Erwähnen möchte ich noch, dass die Projekt betreuende Lehrkraft sich für meine Beiträge im Vorwort bedankt und mir auch die Hand reicht. Unabhängig davon sind die Beiträge der Schülerinnen und Schüler beeindruckend und zeugen von einem hohen Kenntnisstand an Sachwissen, auch in der Darstellung. Darüber hinaus enthält die knapp einhundert Seiten umfassende Broschüre neben den Vorworten Biographien zu den Opferschicksalen, Interviews mit Angehörigen, dem Künstler, weiteren regionalen, historisch oder kommunalpolitisch Engagierten. An meinen beiden Texten wurden teilweise gravierende Veränderungen vorgenommen, ohne dass das mit mir besprochen worden wäre.

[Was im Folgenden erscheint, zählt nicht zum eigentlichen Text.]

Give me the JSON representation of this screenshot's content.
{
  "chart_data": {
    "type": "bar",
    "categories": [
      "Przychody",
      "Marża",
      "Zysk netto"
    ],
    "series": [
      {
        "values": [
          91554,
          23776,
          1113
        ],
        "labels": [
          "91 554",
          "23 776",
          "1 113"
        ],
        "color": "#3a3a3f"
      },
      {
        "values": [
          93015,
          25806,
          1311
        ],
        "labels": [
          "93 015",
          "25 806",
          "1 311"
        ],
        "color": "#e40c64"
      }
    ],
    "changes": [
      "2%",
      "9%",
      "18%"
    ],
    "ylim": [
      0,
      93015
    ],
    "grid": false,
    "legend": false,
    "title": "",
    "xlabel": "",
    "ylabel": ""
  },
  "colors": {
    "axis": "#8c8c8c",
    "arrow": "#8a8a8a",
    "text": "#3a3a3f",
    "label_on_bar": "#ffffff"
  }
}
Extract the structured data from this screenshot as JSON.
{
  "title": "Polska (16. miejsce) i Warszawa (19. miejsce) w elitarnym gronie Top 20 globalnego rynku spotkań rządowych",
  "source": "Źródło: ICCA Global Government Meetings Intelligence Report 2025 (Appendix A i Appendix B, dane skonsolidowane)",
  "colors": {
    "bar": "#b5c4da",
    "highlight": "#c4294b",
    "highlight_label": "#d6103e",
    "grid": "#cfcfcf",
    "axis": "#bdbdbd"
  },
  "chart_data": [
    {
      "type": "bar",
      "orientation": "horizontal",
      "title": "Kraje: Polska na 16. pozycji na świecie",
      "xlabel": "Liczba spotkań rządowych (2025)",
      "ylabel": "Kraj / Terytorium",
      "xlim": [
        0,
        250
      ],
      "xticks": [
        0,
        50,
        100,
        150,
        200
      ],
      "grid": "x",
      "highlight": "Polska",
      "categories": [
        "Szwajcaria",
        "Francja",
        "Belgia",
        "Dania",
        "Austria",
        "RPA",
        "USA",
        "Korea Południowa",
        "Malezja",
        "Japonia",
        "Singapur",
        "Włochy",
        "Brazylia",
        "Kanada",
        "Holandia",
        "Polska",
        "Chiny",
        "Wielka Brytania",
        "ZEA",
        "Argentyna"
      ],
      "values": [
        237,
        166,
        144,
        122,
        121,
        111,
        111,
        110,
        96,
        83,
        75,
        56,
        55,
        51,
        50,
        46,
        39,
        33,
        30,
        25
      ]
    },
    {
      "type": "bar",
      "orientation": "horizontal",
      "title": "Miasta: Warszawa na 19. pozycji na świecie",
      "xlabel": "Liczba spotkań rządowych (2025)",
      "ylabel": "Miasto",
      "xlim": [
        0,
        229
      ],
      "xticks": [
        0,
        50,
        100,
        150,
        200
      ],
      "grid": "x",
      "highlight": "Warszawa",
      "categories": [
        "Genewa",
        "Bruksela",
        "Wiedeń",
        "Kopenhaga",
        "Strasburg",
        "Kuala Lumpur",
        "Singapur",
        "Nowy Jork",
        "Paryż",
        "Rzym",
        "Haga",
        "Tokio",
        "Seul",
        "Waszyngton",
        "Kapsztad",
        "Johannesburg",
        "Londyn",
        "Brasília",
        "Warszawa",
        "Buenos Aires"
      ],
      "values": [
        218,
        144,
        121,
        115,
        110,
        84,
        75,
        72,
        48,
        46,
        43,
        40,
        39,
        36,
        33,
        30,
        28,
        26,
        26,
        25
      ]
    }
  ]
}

Neben einem allumfassenden Loblied auf das gelungene Werk, zeigt der Erste Bürgermeister den einzigen kritischen Ansatz. Er begrüßt mich namentlich und sagt, dass es allgemein bekannt sei, dass wir uns aneinander gerieben hätten. Das stimmt so allerdings nicht. Denn dann hätte eine Auseinandersetzung stattgefunden. Die aber haben die Akteure und Entscheidungsträger mit allen Mitteln vermieden und verhindert. Viele kommen zu Wort bei der Präsentation. Ich natürlich, aus nachvollziehbaren Gründen, nicht. Alle Beiträge beziehen sich auf das gelungene Gesamtwerk. Meine Großmutter und der Gedenkstein, der vor der Schule liegt, kommen mit keiner Silbe vor. Insgesamt stellt sich mir der Sachverhalt so dar und ich sage das jetzt bewusst allgemein: Lahr glänzt in der Öffentlichkeit, aber ich kann nicht erkennen, dass es um ein Bewusstsein geht, dass sich Menschenverachtung und Ausgrenzung nicht mehr wiederholen.

Fragen, Fragen, Fragen, .....

Wie sehen die Schülerinnen und Schüler die Bedeutung des "Stolpersteins" für meine Großmutter vor ihrer Schule? Zu welchen Erkenntnissen wären sie gekommen, wenn wir Gelegenheit gehabt hätten, diesen Punkt zu diskutieren? Wenn die Schülerinnen und Schüler im Alltag mit ausgrenzendem Verhalten konfrontiert sind, wie gehen sie damit um? usw. usf. Das wäre für alle Beteiligten eine Chance gewesen, die in dieser Form leider vertan wurde. Und wie wird der Rektor der Schule seiner Vorbildfunktion gerecht, die er seinen Schülerinnen und Schülern gegenüber zweifelsohne hat, vor dem Hintergrund seines Verhaltens mir gegenüber?

Die Art des Vorgehens derjenigen, die mit der Dokumentation befasst waren, missbillige ich entschieden. Dennoch bin ich den Verantwortlichen der Stadt Lahr auch zu Dank verpflichtet, da sie sich so gravierend unmenschlich und keineswegs angemessen verhalten haben, dass ich den Sachverhalt und die Zusammenhänge hier darstellen kann und der ausgrenzende Charakter ihres Handelns deutlich wird.